Я потрясен, что в такой сумасшедшей запарке у него еще остается дыхание на это. У другого моряка, который тоже тянет тали, ожесточенное выражение лица. Он притворяется, что не слышит Арио.
Когда первая торпеда оказывается внутри пускового аппарата, Берлинец, расставив ноги, отирает с торса пот ручным полотенцем, затем передает грязный лоскут Арио.
Появляется первый вахтенный, чтобы посмотреть, как укладываются в отведенное время. Люди работают как одержимые. Никто ничего не говорит, слышны только хау-рук Хекера да иногда сдавленные проклятия.

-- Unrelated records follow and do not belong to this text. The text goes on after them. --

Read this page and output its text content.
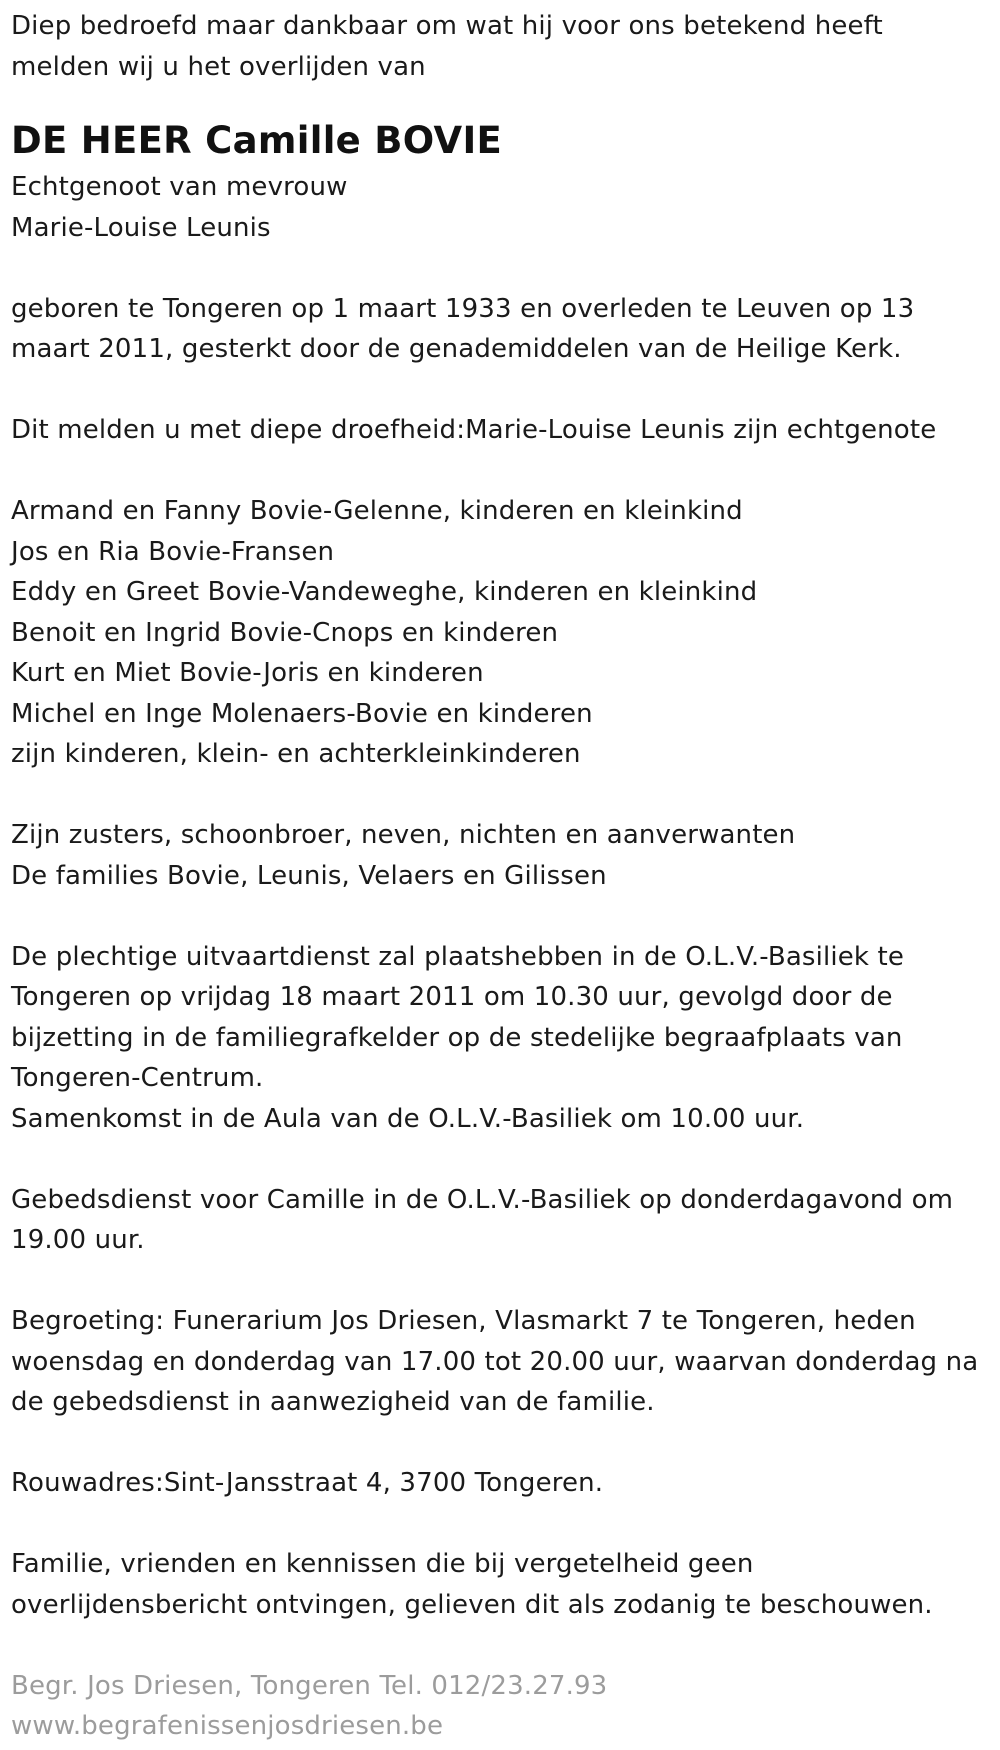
Diep bedroefd maar dankbaar om wat hij voor ons betekend heeft

melden wij u het overlijden van

DE HEER Camille BOVIE

Echtgenoot van mevrouw

Marie-Louise Leunis

geboren te Tongeren op 1 maart 1933 en overleden te Leuven op 13

maart 2011, gesterkt door de genademiddelen van de Heilige Kerk.

Dit melden u met diepe droefheid:Marie-Louise Leunis zijn echtgenote

Armand en Fanny Bovie-Gelenne, kinderen en kleinkind

Jos en Ria Bovie-Fransen

Eddy en Greet Bovie-Vandeweghe, kinderen en kleinkind

Benoit en Ingrid Bovie-Cnops en kinderen

Kurt en Miet Bovie-Joris en kinderen

Michel en Inge Molenaers-Bovie en kinderen

zijn kinderen, klein- en achterkleinkinderen

Zijn zusters, schoonbroer, neven, nichten en aanverwanten

De families Bovie, Leunis, Velaers en Gilissen

De plechtige uitvaartdienst zal plaatshebben in de O.L.V.-Basiliek te

Tongeren op vrijdag 18 maart 2011 om 10.30 uur, gevolgd door de

bijzetting in de familiegrafkelder op de stedelijke begraafplaats van

Tongeren-Centrum.

Samenkomst in de Aula van de O.L.V.-Basiliek om 10.00 uur.

Gebedsdienst voor Camille in de O.L.V.-Basiliek op donderdagavond om

19.00 uur.

Begroeting: Funerarium Jos Driesen, Vlasmarkt 7 te Tongeren, heden

woensdag en donderdag van 17.00 tot 20.00 uur, waarvan donderdag na

de gebedsdienst in aanwezigheid van de familie.

Rouwadres:Sint-Jansstraat 4, 3700 Tongeren.

Familie, vrienden en kennissen die bij vergetelheid geen

overlijdensbericht ontvingen, gelieven dit als zodanig te beschouwen.

Begr. Jos Driesen, Tongeren Tel. 012/23.27.93

www.begrafenissenjosdriesen.be
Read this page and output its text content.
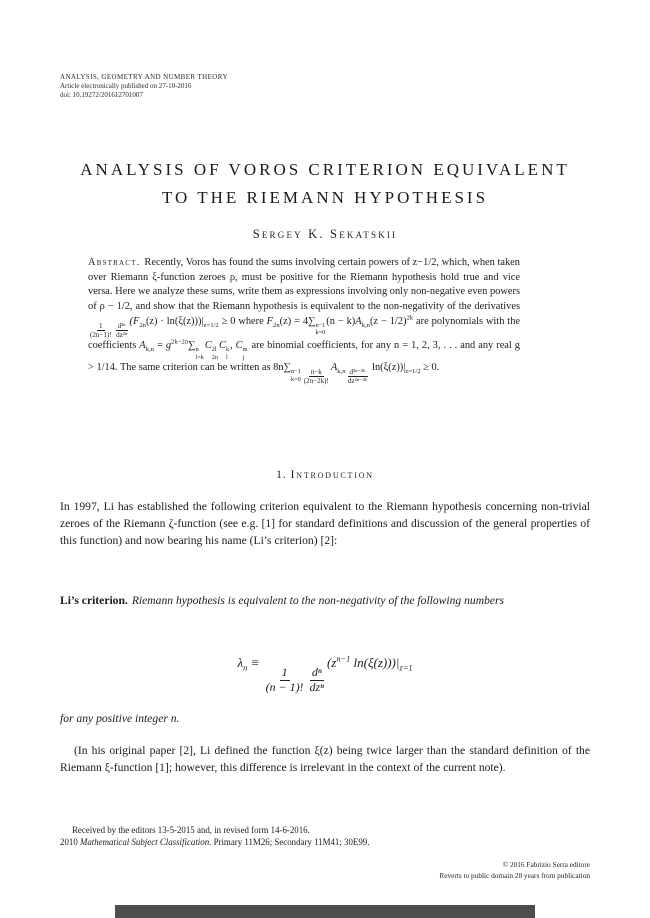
ANALYSIS, GEOMETRY AND NUMBER THEORY
Article electronically published on 27-10-2016
doi: 10.19272/201612701007
ANALYSIS OF VOROS CRITERION EQUIVALENT
TO THE RIEMANN HYPOTHESIS
Sergey K. Sekatskii
Abstract. Recently, Voros has found the sums involving certain powers of z−1/2, which, when taken over Riemann ξ-function zeroes ρ, must be positive for the Riemann hypothesis hold true and vice versa. Here we analyze these sums, write them as expressions involving only non-negative even powers of ρ − 1/2, and show that the Riemann hypothesis is equivalent to the non-negativity of the derivatives
$\frac{1}{(2n-1)!} \frac{\text{d²ⁿ}}{\text{dz²ⁿ}}$
$(F_{2n}(z) \cdot \ln(\xi(z)))|_{z=1/2} \ge 0$ where $F_{2n}(z) = 4\sum$ n−1
k=0
$(n - k)A_{k,n}(z - 1/2)^{2k}$ are polynomials with the coefficients $A_{k,n} = g^{2k-2n}\sum$ n
l=k
C 2l
2n
C k
l
, C m
j
are binomial coefficients, for any n = 1, 2, 3, . . . and any real g > 1/14. The same criterion can be written as 8n∑ n−1
$k=0 \frac{n-k}{(2n-2k)!}$
$A_{k,n} \frac{\text{d²ⁿ⁻²ᵏ}}{\text{dz²ⁿ⁻²ᵏ}}$
$\ln(\xi(z))|_{z=1/2} \ge 0$.
1. Introduction

In 1997, Li has established the following criterion equivalent to the Riemann hypothesis concerning non-trivial zeroes of the Riemann ζ-function (see e.g. [1] for standard definitions and discussion of the general properties of this function) and now bearing his name (Li’s criterion) [2]:

Li’s criterion. Riemann hypothesis is equivalent to the non-negativity of the following numbers

$\lambda_n$ ≡
$\frac{1}{(n - 1)!}$ dⁿ
dzⁿ
($z^{n-1}$ $\ln(\xi(z)))|_{z=1}$

for any positive integer n.

(In his original paper [2], Li defined the function ξ(z) being twice larger than the standard definition of the Riemann ξ-function [1]; however, this difference is irrelevant in the context of the current note).

Received by the editors 13-5-2015 and, in revised form 14-6-2016.
2010 Mathematical Subject Classification. Primary 11M26; Secondary 11M41; 30E99.
© 2016 Fabrizio Serra editore
Reverts to public domain 28 years from publication
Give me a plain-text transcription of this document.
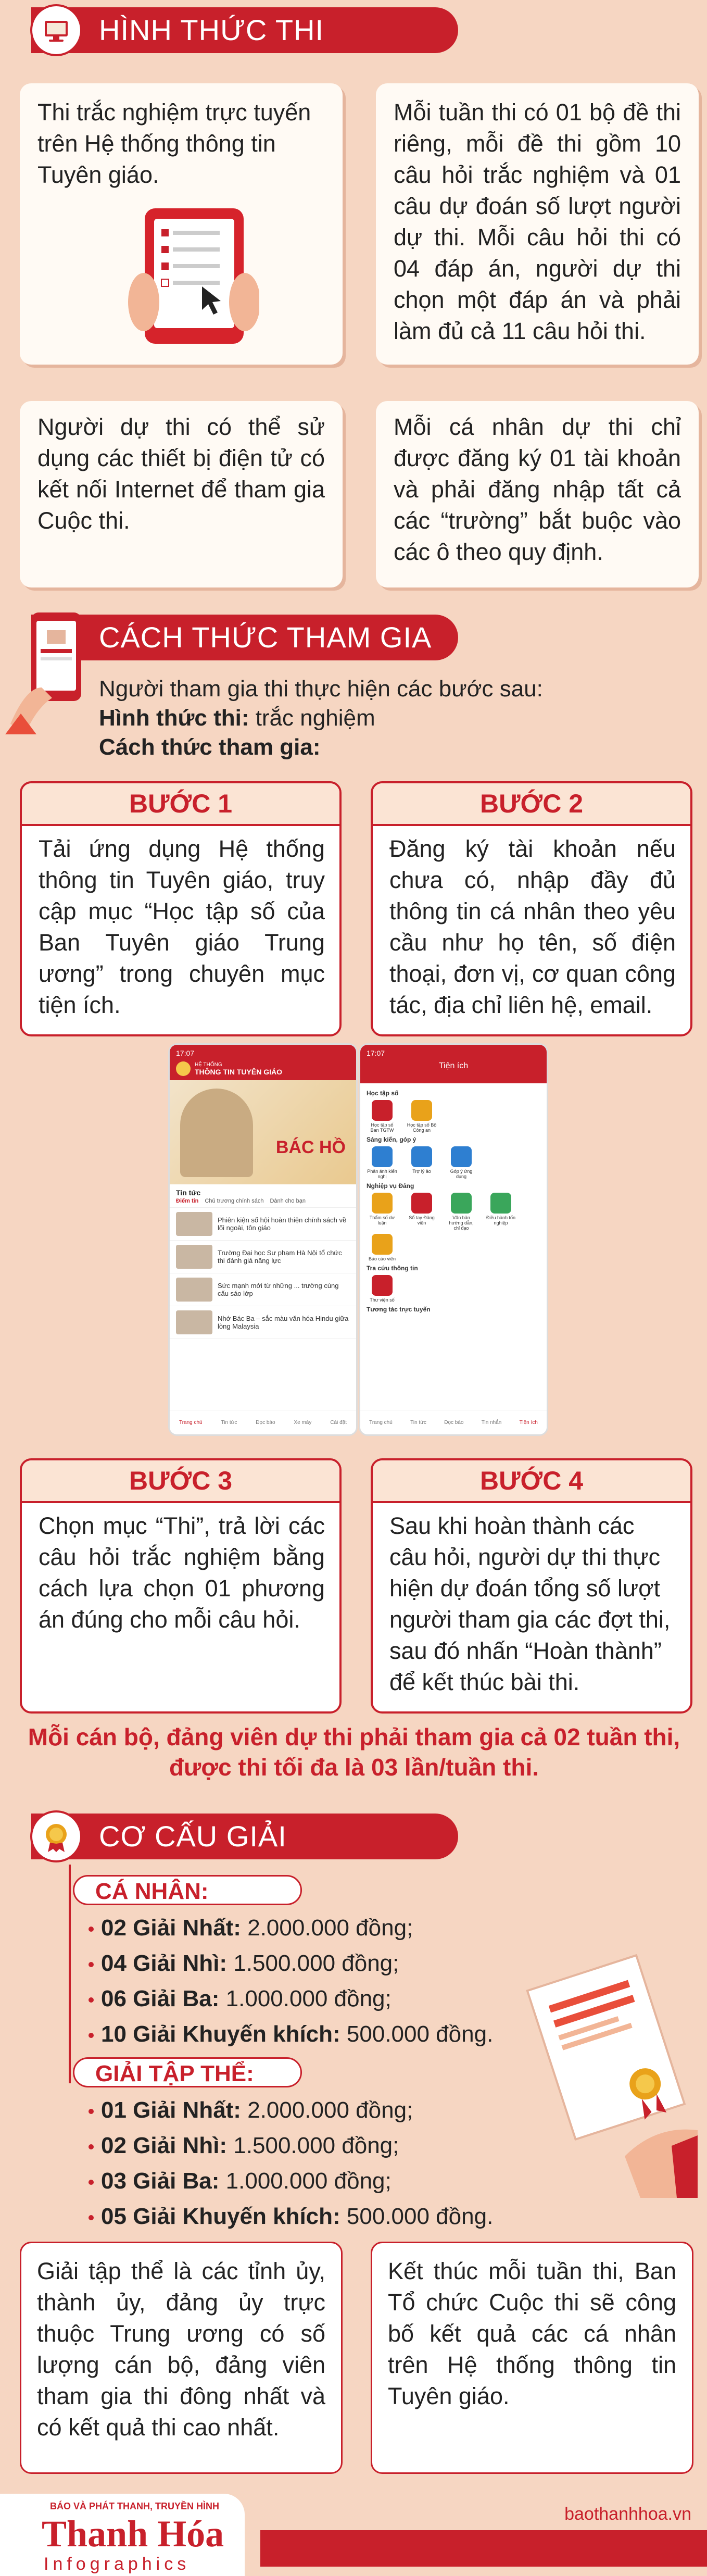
HÌNH THỨC THI
Thi trắc nghiệm trực tuyến trên Hệ thống thông tin Tuyên giáo.
Mỗi tuần thi có 01 bộ đề thi riêng, mỗi đề thi gồm 10 câu hỏi trắc nghiệm và 01 câu dự đoán số lượt người dự thi. Mỗi câu hỏi thi có 04 đáp án, người dự thi chọn một đáp án và phải làm đủ cả 11 câu hỏi thi.
Người dự thi có thể sử dụng các thiết bị điện tử có kết nối Internet để tham gia Cuộc thi.
Mỗi cá nhân dự thi chỉ được đăng ký 01 tài khoản và phải đăng nhập tất cả các “trường” bắt buộc vào các ô theo quy định.
CÁCH THỨC THAM GIA
Người tham gia thi thực hiện các bước sau:
Hình thức thi: trắc nghiệm
Cách thức tham gia:
BƯỚC 1
Tải ứng dụng Hệ thống thông tin Tuyên giáo, truy cập mục “Học tập số của Ban Tuyên giáo Trung ương” trong chuyên mục tiện ích.
BƯỚC 2
Đăng ký tài khoản nếu chưa có, nhập đầy đủ thông tin cá nhân theo yêu cầu như họ tên, số điện thoại, đơn vị, cơ quan công tác, địa chỉ liên hệ, email.
17:07
HỆ THỐNG
THÔNG TIN TUYÊN GIÁO
BÁC HỒ
Tin tức
Điểm tin Chủ trương chính sách Dành cho bạn
Phiên kiện số hội hoàn thiện chính sách về lối ngoài, tôn giáo
Trường Đại học Sư phạm Hà Nội tổ chức thi đánh giá năng lực
Sức mạnh mới từ những ... trường cùng cấu sáo lớp
Nhớ Bác Ba – sắc màu văn hóa Hindu giữa lòng Malaysia
Trang chủ	Tin tức	Đọc báo	Xe máy	Cài đặt
17:07
Tiện ích
Học tập số
Học tập số Ban TGTW
Học tập số Bộ Công an
Sáng kiến, góp ý
Phản ánh kiến nghị
Trợ lý ảo	Góp ý ứng dụng
Nghiệp vụ Đảng
Thẩm số dư luận
Sổ tay Đảng viên
Văn bản hướng dẫn, chỉ đạo
Điều hành tổn nghiệp
Bảo cáo viên
Tra cứu thông tin
Thư viện số
Tương tác trực tuyến
Trang chủ	Tin tức	Đọc báo	Tin nhắn	Tiện ích
BƯỚC 3
Chọn mục “Thi”, trả lời các câu hỏi trắc nghiệm bằng cách lựa chọn 01 phương án đúng cho mỗi câu hỏi.
BƯỚC 4
Sau khi hoàn thành các câu hỏi, người dự thi thực hiện dự đoán tổng số lượt người tham gia các đợt thi, sau đó nhấn “Hoàn thành” để kết thúc bài thi.
Mỗi cán bộ, đảng viên dự thi phải tham gia cả 02 tuần thi,
được thi tối đa là 03 lần/tuần thi.
CƠ CẤU GIẢI
CÁ NHÂN:
02 Giải Nhất: 2.000.000 đồng;
04 Giải Nhì: 1.500.000 đồng;
06 Giải Ba: 1.000.000 đồng;
10 Giải Khuyến khích: 500.000 đồng.
GIẢI TẬP THỂ:
01 Giải Nhất: 2.000.000 đồng;
02 Giải Nhì: 1.500.000 đồng;
03 Giải Ba: 1.000.000 đồng;
05 Giải Khuyến khích: 500.000 đồng.
Giải tập thể là các tỉnh ủy, thành ủy, đảng ủy trực thuộc Trung ương có số lượng cán bộ, đảng viên tham gia thi đông nhất và có kết quả thi cao nhất.
Kết thúc mỗi tuần thi, Ban Tổ chức Cuộc thi sẽ công bố kết quả các cá nhân trên Hệ thống thông tin Tuyên giáo.
BÁO VÀ PHÁT THANH, TRUYỀN HÌNH
Thanh Hóa
Infographics
baothanhhoa.vn
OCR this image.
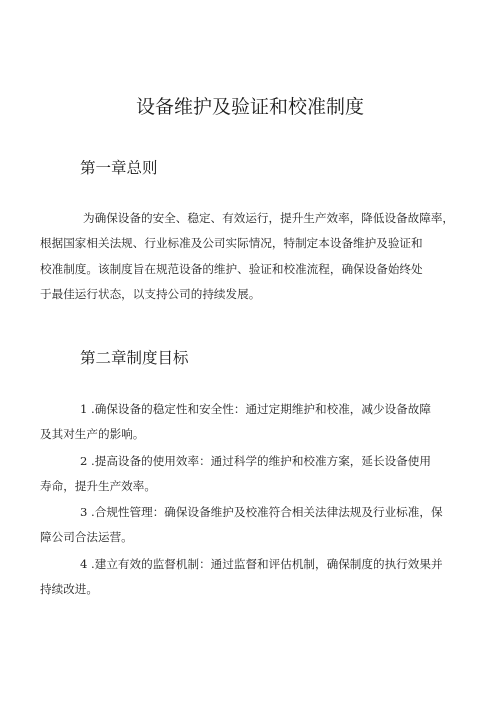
设备维护及验证和校准制度
第一章总则

为确保设备的安全、稳定、有效运行，提升生产效率，降低设备故障率，
根据国家相关法规、行业标准及公司实际情况，特制定本设备维护及验证和
校准制度。该制度旨在规范设备的维护、验证和校准流程，确保设备始终处
于最佳运行状态，以支持公司的持续发展。

第二章制度目标
1 .确保设备的稳定性和安全性：通过定期维护和校准，减少设备故障
及其对生产的影响。
2 .提高设备的使用效率：通过科学的维护和校准方案，延长设备使用
寿命，提升生产效率。
3 .合规性管理：确保设备维护及校准符合相关法律法规及行业标准，保
障公司合法运营。
4 .建立有效的监督机制：通过监督和评估机制，确保制度的执行效果并
持续改进。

Вернувшись в кают-компанию, я нахожу Старика, вытянувшего прямо перед собой ноги в своем привычном углу на койке шефа, откинувшегося на спину, как человек в конце долгой, утомительной железнодорожной поездки. Его лицо запрокинуто вверх, рот приоткрылся. Из уголка тянется ниточка слюны, пропадающая в бороде.
Я не знаю, что делать. Ему нельзя лежать здесь, в таком виде, чтобы его видели все, снующие мимо. Я громко откашливаюсь, будто у меня запершило в горле — и Старик моментально пробуждается, выпрямившись в один миг. Но он ничего не говорит, лишь жестом приглашает присесть.
Наконец он спрашивает, запинаясь:
— Как там дела на носу?
— Одна рыбешка уже внутри трубы. Они там уже все почти готовы. Я имею ввиду людей — не работу.
— Хмм! А на корме вы были?
— Нет, там слишком много работы.
— Да уж, там должно быть действительно погано. Но шеф справится: он чертовски искусный танцмейстер.
Затем он кричит в сторону камбуза:
— Еду! И для вахтенных офицеров тоже.
И теперь обращаясь ко мне:
— Никогда не стоит упускать случай отпраздновать победу — хотя бы только куском хлеба и маринованным огурцом.
Приносят тарелки, ножи и вилки. Вскоре мы уже сидим за правильно сервированным столом.
Я повторяю про себя, как идиот: «С ума можно сойти — просто рехнуться». Перед моими глазами — гладкий чистый стол, тарелки, ножи, вилки, чашки, освещенные уютным электрическим светом. Я уставился на Старика, помешивающего чай блестящей ложечкой, на первого вахтенного офицера, разделывающего колбасу, на второго вахтенного, разрезающего вдоль маринованный огурец.
Стюард задает мне вопрос, не хочу ли я еще чаю.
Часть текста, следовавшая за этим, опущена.